Ruas jalan politik kekuasan tidak hanya untuk mencapai kekuasaan semata. Politik kekuasan harus mengukur dengan amal ilmiah ketika berkuasa. Ada roh dasar ketika berkuasa yakni akan melakukan politik pemerintahan yang baik dan benar sesuai dengan jalur dan rel yang telah dibangun melalui pondasi dasar bangsa. Yakni pancasila dan Undang-Undang dasar 1945 yang mengatur irama kebangsaan ketika berkuasa. Politik kekuasaan harus sejalan dengan tujuan pemilu dalam pilihan politik. Menciptakan ruang demokrasi dan meluruskan demokrasi ketika memegang kendali kekuasaan. Bukan menjadi tirani ketika memegang kekuasaan. Tirani kekuasaan akan menyebabkan runtuhnya bangunan bangsa yang beradab.

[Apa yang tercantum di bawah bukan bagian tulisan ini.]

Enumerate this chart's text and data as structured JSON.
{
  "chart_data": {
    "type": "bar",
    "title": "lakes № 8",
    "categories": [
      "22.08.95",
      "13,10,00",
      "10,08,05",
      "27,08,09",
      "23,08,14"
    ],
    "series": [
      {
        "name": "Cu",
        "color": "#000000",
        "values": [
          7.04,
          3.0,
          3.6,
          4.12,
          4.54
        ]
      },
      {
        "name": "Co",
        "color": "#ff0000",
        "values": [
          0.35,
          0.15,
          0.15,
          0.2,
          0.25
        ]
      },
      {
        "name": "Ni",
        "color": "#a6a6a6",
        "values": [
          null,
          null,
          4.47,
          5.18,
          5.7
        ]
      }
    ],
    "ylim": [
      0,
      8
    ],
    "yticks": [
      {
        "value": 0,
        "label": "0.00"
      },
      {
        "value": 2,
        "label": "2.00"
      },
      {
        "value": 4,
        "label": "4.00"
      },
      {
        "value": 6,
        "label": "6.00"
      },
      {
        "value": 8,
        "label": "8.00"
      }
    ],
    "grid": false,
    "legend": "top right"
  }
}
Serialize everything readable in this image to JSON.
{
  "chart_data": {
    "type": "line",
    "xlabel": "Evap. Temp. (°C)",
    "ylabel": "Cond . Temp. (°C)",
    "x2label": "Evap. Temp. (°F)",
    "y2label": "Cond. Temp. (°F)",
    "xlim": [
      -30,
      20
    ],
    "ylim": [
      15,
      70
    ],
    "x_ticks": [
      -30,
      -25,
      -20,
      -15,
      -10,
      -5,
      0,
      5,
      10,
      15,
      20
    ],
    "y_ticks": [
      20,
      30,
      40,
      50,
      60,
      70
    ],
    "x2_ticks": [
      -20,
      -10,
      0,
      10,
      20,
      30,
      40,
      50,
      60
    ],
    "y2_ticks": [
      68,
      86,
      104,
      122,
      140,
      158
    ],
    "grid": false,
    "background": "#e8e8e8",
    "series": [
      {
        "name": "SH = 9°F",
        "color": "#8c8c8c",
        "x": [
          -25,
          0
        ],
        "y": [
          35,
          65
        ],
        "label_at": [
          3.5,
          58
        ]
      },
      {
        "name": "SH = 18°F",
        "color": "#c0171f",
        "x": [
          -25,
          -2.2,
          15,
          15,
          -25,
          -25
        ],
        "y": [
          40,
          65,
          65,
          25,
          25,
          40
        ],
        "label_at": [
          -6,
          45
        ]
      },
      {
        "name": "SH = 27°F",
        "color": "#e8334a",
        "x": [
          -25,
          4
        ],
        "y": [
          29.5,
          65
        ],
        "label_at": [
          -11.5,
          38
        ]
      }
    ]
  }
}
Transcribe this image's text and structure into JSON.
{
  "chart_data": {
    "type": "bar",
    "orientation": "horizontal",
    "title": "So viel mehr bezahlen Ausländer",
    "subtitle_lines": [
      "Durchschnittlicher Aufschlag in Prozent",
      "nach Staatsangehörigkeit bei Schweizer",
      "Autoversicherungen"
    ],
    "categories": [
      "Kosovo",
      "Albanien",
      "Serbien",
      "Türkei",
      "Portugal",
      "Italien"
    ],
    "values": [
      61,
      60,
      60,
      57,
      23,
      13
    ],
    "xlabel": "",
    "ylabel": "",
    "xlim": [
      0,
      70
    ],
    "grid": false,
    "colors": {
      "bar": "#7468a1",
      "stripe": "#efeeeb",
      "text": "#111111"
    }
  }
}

Politik oligargi yang hanya mengedepankan kepentingan kelompok dan mempertahankan kekuasaan semata merupakan tirani kekuasaan. Tirani kekuasaan adalah penindasan terhadap hak-hak demokrasi dalam berserikat dan berkumpul dan kebebasan dalam memilih. Kebebasan dalam memilih diberikan ruang yang begitu lebar oleh negara. Ruas –ruas jalanya telah tertata melalui kostitusi. Intervensi kekuatan kekuasaan kepada pemilu merupakan kejahatan yang luar biasa. Semuanya serba sok kuasa mempung lagi berkuasa. Lahirnya tirani kekuasaan yang didasari sifat menindas den mencengkram suara rakyat merupakan kejahatan demokrasi yang harus dilawan. Martabat bangsa merdeka untuk berdemokrasi secara baik dan tertata merupakan cita ideal bangsa dalam membangun peradaban bangsa yang tangguh dengan tujuan tercipta keharmonisan bangsa. Tipoloni tirani kekuasaan berbanding lurus dengan sikap pemimpin negara yang tidak bijak dalam memberikan ruang kepada kebebasan dalam demokrasi dalam pemilu. Ada keberpihakan pemimpin negara kepada kontestasi pilihan politik tertentu merupakan tirani kekuasaan yang sangat melukai sendi nilai pemilu dan demokrasi dalam berbangsa.